- Name: Peter G. Fuerst, Ph.D.
- Institution: University of Idaho
- Department: Biology
- Phone: 208-885-7512
- Email: firstname.lastname@example.org
- Website: https://www.uidaho.edu/sci/biology/people/faculty/fuerst
Summary: Development of the nervous system requires that the various cells that make up neural tissues are able to recognize their location and the appropriate cells with which to interact with. This cellular recognition involves a balance of cell adhesion and repulsion that is critical for many aspects of neural development. For example, neurons must extend dendritic arbors of the appropriate size and shape, have cell bodies that are appropriately spaced from other cells of the same type, and make functional contacts with their appropriate synaptic partners. Establishing these parameters requires that the cells be able to recognize themselves (for dendrite arborization), their homotypic neighbors (for cell spacing), and their pre- and postsynaptic targets (for synaptogenesis). Defects in any of these processes can impact the receptive field properties of a class of neurons and subsequently alter the function of the circuits to which they belong. My lab is attempting to identify and understand the molecular cues that promote development of the nervous system by studying mice that have mutations in recognition factors and that express fluorescent markers that label specific neural cell types.

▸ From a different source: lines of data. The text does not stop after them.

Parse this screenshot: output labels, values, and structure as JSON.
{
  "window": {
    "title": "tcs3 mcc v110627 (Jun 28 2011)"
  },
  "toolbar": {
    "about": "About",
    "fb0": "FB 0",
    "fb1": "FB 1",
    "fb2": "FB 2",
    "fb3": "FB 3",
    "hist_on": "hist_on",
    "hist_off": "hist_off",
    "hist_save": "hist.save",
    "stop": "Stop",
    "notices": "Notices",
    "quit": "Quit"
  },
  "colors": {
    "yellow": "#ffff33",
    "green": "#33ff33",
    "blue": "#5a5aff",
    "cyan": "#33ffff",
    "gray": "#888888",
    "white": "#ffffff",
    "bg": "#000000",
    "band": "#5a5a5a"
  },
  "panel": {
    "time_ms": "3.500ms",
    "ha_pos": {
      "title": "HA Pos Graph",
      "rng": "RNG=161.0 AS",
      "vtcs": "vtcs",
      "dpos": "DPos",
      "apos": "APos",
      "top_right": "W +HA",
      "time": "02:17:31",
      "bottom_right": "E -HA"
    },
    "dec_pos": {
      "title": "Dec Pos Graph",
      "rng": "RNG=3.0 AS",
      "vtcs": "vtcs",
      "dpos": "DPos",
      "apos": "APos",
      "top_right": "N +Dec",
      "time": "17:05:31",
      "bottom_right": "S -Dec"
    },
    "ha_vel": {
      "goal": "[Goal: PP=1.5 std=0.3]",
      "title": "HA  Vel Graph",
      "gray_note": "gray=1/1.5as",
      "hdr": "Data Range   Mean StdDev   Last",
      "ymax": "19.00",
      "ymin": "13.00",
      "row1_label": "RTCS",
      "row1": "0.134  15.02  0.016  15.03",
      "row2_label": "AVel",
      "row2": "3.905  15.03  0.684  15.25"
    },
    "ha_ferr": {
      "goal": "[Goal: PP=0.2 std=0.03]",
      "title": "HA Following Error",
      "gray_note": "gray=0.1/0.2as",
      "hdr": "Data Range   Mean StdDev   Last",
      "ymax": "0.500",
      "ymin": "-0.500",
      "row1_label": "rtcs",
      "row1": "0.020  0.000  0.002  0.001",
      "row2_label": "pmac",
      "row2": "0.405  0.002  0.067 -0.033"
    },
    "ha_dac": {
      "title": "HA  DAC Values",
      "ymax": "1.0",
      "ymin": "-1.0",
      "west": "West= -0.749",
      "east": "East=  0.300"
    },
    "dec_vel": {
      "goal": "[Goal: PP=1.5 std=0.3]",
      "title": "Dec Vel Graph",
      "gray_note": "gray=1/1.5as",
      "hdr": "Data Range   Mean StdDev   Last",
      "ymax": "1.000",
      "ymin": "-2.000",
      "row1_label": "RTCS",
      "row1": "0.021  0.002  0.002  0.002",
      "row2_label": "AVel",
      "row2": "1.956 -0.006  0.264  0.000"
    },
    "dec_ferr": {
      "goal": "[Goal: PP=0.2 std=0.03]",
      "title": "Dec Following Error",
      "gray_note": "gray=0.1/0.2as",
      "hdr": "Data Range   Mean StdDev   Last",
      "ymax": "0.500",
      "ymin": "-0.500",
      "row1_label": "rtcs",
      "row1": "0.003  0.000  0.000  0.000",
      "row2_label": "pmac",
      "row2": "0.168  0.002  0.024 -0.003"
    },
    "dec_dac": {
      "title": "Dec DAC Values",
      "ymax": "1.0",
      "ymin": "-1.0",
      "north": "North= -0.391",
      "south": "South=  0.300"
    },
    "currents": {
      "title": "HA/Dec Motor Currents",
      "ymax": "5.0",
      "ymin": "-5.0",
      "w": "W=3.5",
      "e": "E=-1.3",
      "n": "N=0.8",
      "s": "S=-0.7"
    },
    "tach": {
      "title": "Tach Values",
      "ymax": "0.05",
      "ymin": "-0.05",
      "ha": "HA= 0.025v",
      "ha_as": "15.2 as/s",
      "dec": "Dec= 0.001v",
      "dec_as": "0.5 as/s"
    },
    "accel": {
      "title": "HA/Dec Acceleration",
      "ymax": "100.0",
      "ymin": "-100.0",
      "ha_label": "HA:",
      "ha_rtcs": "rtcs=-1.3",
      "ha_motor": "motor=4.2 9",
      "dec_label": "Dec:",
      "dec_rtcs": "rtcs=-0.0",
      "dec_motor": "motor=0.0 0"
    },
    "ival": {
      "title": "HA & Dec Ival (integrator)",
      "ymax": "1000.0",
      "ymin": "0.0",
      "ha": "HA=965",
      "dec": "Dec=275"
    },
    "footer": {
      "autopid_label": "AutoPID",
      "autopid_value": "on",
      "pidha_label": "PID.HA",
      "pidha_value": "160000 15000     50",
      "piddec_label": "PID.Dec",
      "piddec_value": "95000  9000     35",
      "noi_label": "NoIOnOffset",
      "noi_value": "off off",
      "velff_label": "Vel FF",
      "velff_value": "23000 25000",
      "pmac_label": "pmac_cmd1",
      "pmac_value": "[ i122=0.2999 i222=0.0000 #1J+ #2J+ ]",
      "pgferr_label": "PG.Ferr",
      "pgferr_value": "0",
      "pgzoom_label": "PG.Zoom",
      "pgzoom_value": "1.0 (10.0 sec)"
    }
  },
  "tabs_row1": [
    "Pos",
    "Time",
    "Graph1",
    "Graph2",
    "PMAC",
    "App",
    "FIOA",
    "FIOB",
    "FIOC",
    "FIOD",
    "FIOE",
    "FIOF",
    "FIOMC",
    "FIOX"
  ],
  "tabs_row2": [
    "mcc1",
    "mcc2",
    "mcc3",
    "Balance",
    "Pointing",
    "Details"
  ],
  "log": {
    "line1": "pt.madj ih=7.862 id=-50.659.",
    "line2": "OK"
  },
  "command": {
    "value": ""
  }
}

Minimum classes: A course specifically in the area of anatomy and physiology or developmental biology
Projects: Development of the nervous system initially involves the rapid growth and connection of neurons. As the nervous system matures this ability to make new connections, termed plasticity, decreases. This allows for stable connections to form but also prevents healing of the neural tissues after damage. We are interested in signaling pathways to that regulate the ability of neurons to make new connections. We utilize a mix of approaches including mouse genetics, microbiology, histology, and genetics to better understand these signaling pathways. Student background should include the ability to work hard, curiosity, interest in basic science but no specific preparatory class work.